Subjektiv erfahren und erleben wir unser In-der-Welt-Sein als Resonanz (Rosa, 2016), aber da ist mehr als subjektive Resonanz. »Als Jugendliche dachte ich, es gebe in jeder Beziehung zwischen Menschen noch etwas Drittes, ein von den Akteuren zwischen ihnen hergestelltes imaginäres Wesen, und dieses unsichtbare Ding sei so wichtig, dass es einen eigenen Namen verdiente …«, schreibt Siri Hustvedt (2015, S. 260, Hervorhebung J. B.).
Wenn aber das, was Menschen in einer Beziehung zwischen1 sich herstellen, weder ein Ding noch ein Wesen ist, was ist es dann? »Das Tun des Einen ist das Tun des Anderen«, formuliert treffend Helm Stierlin (1971) in seinem »Versuch über die Dynamik menschlicher Beziehungen«. Doch wie erfassen wir, was, neben dem subjektiven Erleben und Tun, zwischen Menschen geschieht? Wir können es Intersubjektivität, Interaktion, Interdependenz, Interferenz oder Resonanzgewebe (Rosa, 2016, S. 416) nennen. Aber solche Begriffe verlieren sich leicht im Allgemeinen, sie beantworten kaum die Frage, wie genau Menschen gemeinsam Beziehungen herstellen, noch, was sie zwischen sich »herstellen«, wenn sie gemeinsam eine länger andauernde Beziehung gestalten.
Wie und auf welcher Basis sind personale und interpersonale Phänomene miteinander verknüpft, und wie entsteht diese Basis? Und wenn es da etwas gibt, wie genau entfaltet sich zwischen Menschen jenes »Dritte«, von dem Siri Hustvedt spricht? Was also meinen wir genau, wenn wir von menschlichen Beziehungen sprechen?
Die Welt zwischenmenschlicher Beziehungen ist uns nur allzu vertraut. Sehr früh entwickeln Menschen im intersubjektiven Bezogensein und durch gemeinsame Beziehungsgestaltungen nicht nur ein differenziertes Selbstempfinden, sondern auch ein implizites Beziehungswissen (Stern, 1993, 2010). Wir leben eingetaucht in Beziehungen, und doch gibt es auf diesem Gebiet, das komplexer und faszinierender kaum sein könnte, noch viel zu entdecken.
Eine erweiterte Sichtweise ergibt sich, wenn wir unsere Vorstellungswelt und unsere Aufmerksamkeit mehrdimensional, mehrfach fokussiert und zirkulär organisieren.

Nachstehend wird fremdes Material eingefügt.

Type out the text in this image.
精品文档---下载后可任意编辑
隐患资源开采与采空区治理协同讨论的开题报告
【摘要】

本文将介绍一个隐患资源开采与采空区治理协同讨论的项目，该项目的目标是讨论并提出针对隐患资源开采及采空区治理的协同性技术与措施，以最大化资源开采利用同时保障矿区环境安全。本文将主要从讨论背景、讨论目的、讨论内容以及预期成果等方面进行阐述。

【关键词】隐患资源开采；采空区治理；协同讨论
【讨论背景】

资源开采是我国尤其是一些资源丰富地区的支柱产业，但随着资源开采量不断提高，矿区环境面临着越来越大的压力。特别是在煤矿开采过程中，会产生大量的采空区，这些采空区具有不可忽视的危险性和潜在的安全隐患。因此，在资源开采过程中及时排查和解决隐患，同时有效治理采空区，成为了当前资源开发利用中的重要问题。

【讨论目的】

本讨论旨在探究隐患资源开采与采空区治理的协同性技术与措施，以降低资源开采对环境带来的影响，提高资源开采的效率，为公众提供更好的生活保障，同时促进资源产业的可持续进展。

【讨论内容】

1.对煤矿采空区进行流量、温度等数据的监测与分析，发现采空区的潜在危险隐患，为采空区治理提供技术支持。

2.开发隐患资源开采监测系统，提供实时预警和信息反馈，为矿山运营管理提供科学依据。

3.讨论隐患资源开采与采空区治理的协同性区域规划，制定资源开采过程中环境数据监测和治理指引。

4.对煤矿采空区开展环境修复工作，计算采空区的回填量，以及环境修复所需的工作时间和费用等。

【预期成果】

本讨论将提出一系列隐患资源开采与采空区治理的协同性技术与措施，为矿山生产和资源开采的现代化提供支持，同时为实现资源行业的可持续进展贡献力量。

Stellen wir uns ein Fußballspiel vor oder ein Konzert: Wollen wir, wie gute Dirigenten oder Fußballtrainer, das Spiel oder die Musik als Ganzes, als Ereignis erfassen, sollten wir sowohl (a) die Performance einzelner Spieler/-innen als auch (b) ihr Zusammenspiel sowie das, (c) was die Spieler durch ihre besondere Art des Zusammenspiels hervorbringen, in den Blick nehmen (oder hören). Im Fall eines Fußballteams bestünde die Hervorbringung in wechselnden, sich je nach Spielverlauf verschiebenden Mustern von Konstellationen und Konfigurationen, die das Spiel eines Teams auszeichnen und die, indem sie intensiv trainiert werden, die Performance des Teams und jedes einzelnen Spielers formen. Im Fall eines Orchesters oder einer Band entsteht, wenn es gut geht, aus den besonderen Mustern des Zusammenspiels ein besonderer (unverwechselbarer) Gesamtklang, ein Sound der (einmal eingegroovt) wiederum das Spiel jedes einzelnen Band- oder Orchestermitglieds prägt. Natürlich kann man allein mit dem Ball trainieren oder Geige üben, aber niemand kann allein Fußball spielen oder musizieren. Gemeinsames Musizieren verbindet Individuen. Musik ruft Kollektive ins Leben und eröffnet gleichzeitig Möglichkeiten der individuellen Entwicklung. Ähnlich ist es mit Fußball (wobei Musik vielleicht doch das Größere ist, aber das hängt vom Beobachter ab).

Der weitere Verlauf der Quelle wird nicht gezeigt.